Keï Khosrou

Thous voit Siawusch en songe

...

Une nuit, à l’heure où l’on bat le tambour, Thous s’endormit le cœur blessé et plein de soucis.

Il vit alors en songe un flambeau brillant qui s’élevait de l’eau et au milieu de cette lumière un trône d’ivoire sur lequel était assis Siawusch, en grande pompe et une couronne sur la tête.

Ses lèvres souriaient, sa langue prononçait des paroles douces ;

Il tournait vers Thous son visage semblable au soleil et lui disait :

Maintiens les Iraniens ici à leur poste, car tu seras victorieux dans la bataille ;

Ne plains pas les parents de Gouderz, car nous sommes ici dans un frais jardin buvant du vin sous les roses et ne sachant quand nous l’épuiserons.

Thous se réveilla tout joyeux, le cœur délivré de ses soucis et de ses peines et il dit à Gouderz :

Ô Pehlewan du monde, j’ai eu un rêve ;

Sache que Rustem arrivera rapidement comme le vent et que nous pouvons l’attendre d’un moment à l’autre.

Il ordonna alors de sonner des trompettes et son armée s’ébranla sur la montagne.

Les braves de l’Iran se ceignirent et élevèrent en l’air le drapeau de Kaweh.

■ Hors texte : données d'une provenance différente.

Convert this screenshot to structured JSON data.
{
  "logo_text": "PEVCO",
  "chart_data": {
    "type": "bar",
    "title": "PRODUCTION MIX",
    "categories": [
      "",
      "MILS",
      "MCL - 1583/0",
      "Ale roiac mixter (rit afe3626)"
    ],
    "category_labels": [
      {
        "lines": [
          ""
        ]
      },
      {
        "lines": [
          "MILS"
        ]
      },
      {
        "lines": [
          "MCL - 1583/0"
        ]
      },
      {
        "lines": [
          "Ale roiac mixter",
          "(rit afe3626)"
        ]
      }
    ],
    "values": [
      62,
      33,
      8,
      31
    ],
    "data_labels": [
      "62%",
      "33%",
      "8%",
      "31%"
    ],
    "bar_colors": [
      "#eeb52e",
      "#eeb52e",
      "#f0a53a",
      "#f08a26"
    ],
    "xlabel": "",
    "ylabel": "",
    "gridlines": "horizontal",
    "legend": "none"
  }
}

De son côté Piran amena son armée et la poussière obscurcit l’éclat du jour ;

Les cris des guerriers se firent entendre et une pluie de traits éblouit l’œil du soleil.

Les deux armées restèrent ainsi en présence, mais aucun des braves n’eut envie de combattre.

Houman dit a Piran :

Il faut livrer bataille !

Pourquoi tardes-tu ?

Ce n’est pas pour chasser que l’armée est ici et que les chevaux sont couverts de leur armure.

Piran lui dit :

Ne t’impatiente pas !

Nous n’avons pas besoin de nous hâter et il n’y a pas lieu de disputer.

Trois hommes avec une poignée de troupes sont sortis hier dans la nuit de leur camp à l’improviste ;

Ils se sont conduits comme des lions affamés qui s’élancent en bondissant de la montagne et nous étions devant eux comme un troupeau ;

Nous avons trouvé toute la plaine inondée de sang et les plus illustres de nos guerriers abattus.

Ils n’ont qu’une montagne stérile et des ronces et leurs chevaux affamés flairent la terre comme si c’était du musc.

Attends donc qu’ils se soient exténués sur ces rochers ;

Et quand toutes leurs ressources seront épuisées, ils périront.

Ne leur ouvrons pas un chemin ni en avant ni en arrière de leur camp.

Si nous pouvons nous emparer de nos ennemis sans combat, cela vaut bien un retard d’un ou deux jours.

Pourquoi donc provoquer une bataille ?

Il suffit d’envoyer cent cavaliers en vedette dans cette plaine et de rester tranquille jusqu’à ce que le manque de vivres et d’eau ait réduit les ennemis à demander grâce pour leur vie ;

Car, à moins de pouvoir vivre de terre et de pierres, ils périront demain.

Ils se retirèrent alors du champ de bataille sous leurs tentes et placèrent des vedettes le long du front de l’armée ;

Les héros ôtèrent leurs ceintures et se mirent à manger et à dormir.

Thous se rendit aussi dans son camp, le cœur gonflé de sang et le visage rouge comme la sandaraque.

Il dit à Gouderz :

Nos affaires vont mal, la fortune de l’Iran se trouble ;

Nous sommes entourés de troupes de tous côtés ;

Nos chevaux n’ont pour se nourrir que des épines et l’armée elle-même va manquer de vivres, de sorte qu’il ne nous reste d’autre remède que nos massues et nos glaive.

Tirons donc nos épées à la tombée de la nuit ;

Menons nos troupes au combat sur toute la lisière de la montagne.

Si notre bonne étoile nous favorise, elle te donnera la victoire ;

Et si le maître du ciel nous fait périr par le glaive, nous ne pouvons ni ajouter ni ôter au sort que le Créateur nous destine.

Ne t’inquiète donc pas follement.

J’aime mieux mourir en gardant un nom glorieux que de vivre craintif et déshonoré.

Tous les Iraniens se rangèrent de l’avis qu’avait énoncé leur chef fortuné.